I can't give you personal experience about the jacket, but I had a bone spur removed from my right shoulder in 2008 (?) and they provided a similar device to wrap around my shoulder. There was a small ice chest that you filled with ice and water, and an aquarium pump circulated the cold water through the cooling wrap that went around my shoulder.

It worked very well - the technology is straightforward and there is no reason it shouldn't work for a vest too.

But I'd get the whole cabin device (or make one) before I tried a vest like that. You'd only need it a few minutes a flight and your passengers would probably appreciate the cool air too...

Also, the cabin cooler doesn't look goofy. ;-)
 
Ours are vests that hold frozen packs of blue gel. I work in an environment that is often 130-150* outside. They are heavy and I am not sure they would be comfortable and useful in the plane for such a short time. They do work but might be a PIA for this application.

Same here. I used them inside hazmat fully-encapsulating suits, and they worked great. Not sure about comfort sitting in a plane, though.

My concern with the pump-driven ones is that you are now connected to something in the back seat, by tubes that could easily prevent you from egressing the plane in an emergency. Especially if the tubes hang up on the seat or something like that.

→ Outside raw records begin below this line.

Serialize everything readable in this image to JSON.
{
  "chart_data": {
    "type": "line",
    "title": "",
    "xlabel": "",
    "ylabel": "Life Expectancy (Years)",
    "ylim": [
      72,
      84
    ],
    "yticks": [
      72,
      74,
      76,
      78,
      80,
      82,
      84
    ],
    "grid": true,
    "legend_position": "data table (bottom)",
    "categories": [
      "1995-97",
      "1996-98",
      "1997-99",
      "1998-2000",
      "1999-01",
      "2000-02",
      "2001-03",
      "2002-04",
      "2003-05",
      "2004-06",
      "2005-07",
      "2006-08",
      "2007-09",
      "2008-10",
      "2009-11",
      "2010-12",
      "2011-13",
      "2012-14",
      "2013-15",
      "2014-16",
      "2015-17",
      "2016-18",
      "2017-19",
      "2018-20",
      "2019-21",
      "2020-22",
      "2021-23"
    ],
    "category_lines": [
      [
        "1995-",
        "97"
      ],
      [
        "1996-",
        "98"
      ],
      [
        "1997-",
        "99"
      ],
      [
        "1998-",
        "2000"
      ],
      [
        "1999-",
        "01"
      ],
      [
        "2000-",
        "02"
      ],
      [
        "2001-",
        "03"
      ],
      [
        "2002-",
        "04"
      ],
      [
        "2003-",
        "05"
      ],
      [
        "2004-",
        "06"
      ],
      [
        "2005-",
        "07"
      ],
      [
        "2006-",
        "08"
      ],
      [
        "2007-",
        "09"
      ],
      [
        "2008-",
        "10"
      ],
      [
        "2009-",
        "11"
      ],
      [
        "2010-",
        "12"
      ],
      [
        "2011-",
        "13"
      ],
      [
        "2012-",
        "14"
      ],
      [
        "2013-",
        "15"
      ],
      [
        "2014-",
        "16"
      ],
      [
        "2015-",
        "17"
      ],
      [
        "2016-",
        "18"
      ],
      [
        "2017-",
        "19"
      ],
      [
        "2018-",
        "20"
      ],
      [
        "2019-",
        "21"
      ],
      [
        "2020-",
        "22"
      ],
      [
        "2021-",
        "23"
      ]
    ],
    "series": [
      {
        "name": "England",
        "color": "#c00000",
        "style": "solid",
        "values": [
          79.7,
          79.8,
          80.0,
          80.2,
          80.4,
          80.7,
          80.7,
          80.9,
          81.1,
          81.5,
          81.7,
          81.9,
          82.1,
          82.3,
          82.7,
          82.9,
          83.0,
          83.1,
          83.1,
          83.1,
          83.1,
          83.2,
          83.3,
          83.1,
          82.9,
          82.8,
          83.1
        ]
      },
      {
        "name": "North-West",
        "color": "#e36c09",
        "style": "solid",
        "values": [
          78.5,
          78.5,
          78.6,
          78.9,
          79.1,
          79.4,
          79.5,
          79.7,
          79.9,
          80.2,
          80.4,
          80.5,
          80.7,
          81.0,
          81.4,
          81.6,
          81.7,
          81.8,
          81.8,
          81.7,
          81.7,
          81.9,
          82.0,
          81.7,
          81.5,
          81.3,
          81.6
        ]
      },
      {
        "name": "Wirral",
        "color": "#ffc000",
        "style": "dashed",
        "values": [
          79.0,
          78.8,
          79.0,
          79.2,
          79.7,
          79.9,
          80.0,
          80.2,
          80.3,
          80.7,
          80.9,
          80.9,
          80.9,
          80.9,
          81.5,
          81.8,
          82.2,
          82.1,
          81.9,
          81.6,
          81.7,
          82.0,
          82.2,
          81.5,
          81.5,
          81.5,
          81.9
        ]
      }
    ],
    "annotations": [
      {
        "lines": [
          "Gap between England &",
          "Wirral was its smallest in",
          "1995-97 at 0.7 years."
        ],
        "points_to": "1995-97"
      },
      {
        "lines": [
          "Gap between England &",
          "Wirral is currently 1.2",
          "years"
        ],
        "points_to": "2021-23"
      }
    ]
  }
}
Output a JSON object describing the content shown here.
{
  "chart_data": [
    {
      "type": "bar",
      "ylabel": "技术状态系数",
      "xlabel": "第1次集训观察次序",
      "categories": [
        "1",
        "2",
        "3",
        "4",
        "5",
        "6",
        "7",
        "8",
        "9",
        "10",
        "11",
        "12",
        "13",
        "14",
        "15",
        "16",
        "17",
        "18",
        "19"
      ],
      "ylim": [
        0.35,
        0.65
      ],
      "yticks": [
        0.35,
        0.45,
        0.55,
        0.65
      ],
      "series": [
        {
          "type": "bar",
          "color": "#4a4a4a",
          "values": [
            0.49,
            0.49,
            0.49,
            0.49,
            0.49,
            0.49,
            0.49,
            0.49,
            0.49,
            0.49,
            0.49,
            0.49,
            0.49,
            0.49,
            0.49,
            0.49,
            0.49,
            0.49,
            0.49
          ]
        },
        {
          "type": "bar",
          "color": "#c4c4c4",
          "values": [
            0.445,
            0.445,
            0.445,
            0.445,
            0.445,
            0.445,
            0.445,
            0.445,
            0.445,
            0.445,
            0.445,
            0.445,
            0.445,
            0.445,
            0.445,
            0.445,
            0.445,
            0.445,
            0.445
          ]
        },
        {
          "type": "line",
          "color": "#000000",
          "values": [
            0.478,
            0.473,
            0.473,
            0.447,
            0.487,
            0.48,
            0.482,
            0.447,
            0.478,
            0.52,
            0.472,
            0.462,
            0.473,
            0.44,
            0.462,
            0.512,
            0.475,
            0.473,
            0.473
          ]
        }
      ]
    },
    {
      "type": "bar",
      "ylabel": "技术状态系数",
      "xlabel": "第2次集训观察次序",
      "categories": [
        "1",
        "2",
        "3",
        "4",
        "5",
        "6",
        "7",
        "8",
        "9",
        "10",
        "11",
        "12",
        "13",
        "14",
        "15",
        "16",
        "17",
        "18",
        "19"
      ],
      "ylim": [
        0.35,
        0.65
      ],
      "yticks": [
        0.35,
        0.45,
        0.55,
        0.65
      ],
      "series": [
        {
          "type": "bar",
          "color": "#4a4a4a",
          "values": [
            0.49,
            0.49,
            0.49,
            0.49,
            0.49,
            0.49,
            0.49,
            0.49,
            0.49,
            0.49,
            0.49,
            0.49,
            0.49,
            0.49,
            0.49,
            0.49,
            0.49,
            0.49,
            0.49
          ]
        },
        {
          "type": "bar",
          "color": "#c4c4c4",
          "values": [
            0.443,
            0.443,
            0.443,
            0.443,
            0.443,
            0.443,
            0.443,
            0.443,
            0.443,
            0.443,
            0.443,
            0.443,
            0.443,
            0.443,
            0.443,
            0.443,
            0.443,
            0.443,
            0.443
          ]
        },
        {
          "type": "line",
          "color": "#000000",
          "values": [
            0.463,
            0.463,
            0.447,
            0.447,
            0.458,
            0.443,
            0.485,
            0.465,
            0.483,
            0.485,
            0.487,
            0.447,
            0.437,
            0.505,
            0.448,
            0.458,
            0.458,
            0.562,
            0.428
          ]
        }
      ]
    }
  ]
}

I would explore the ice vests, but would never use something with tubes.
 
I can say from personal experience that they work very well. Ours are vests that hold frozen packs of blue gel. I work in an environment that is often 130-150* outside. They are heavy and I am not sure they would be comfortable and useful in the plane for such a short time. They do work but might be a PIA for this application.

I've seen those and the blocks look kind of uncomfortable. I've read that these are very light because ice water is kept in separate box, so all you really wear is a light jacket.
 
I can say from personal experience that they work very well. Ours are vests that hold frozen packs of blue gel. I work in an environment that is often 130-150* outside. They are heavy and I am not sure they would be comfortable and useful in the plane for such a short time. They do work but might be a PIA for this application.

The "for such a short time" is a pretty good point. I think it would be effective, but you're right that you'd put it on for the duration of the flight and only use it for 20%-30% of the flight depending on distance.

I saw someone else comment on all the pipes in the cabin. That is the advantage of an experimental ... I could route everything just the way I want it and you'd only have a quick-disconnect at each seat.

I'm not hung up on looks, but your comment on duration of use makes a lot of sense. Additionally, I'm not sure I want to wrap my entire body in a something that could melt in a fire and I hadn't really considered that. Maybe I'll spend a bit more time looking at either the seat cooler version or how I could rig up the ice-box style air conditioner without giving up a seat.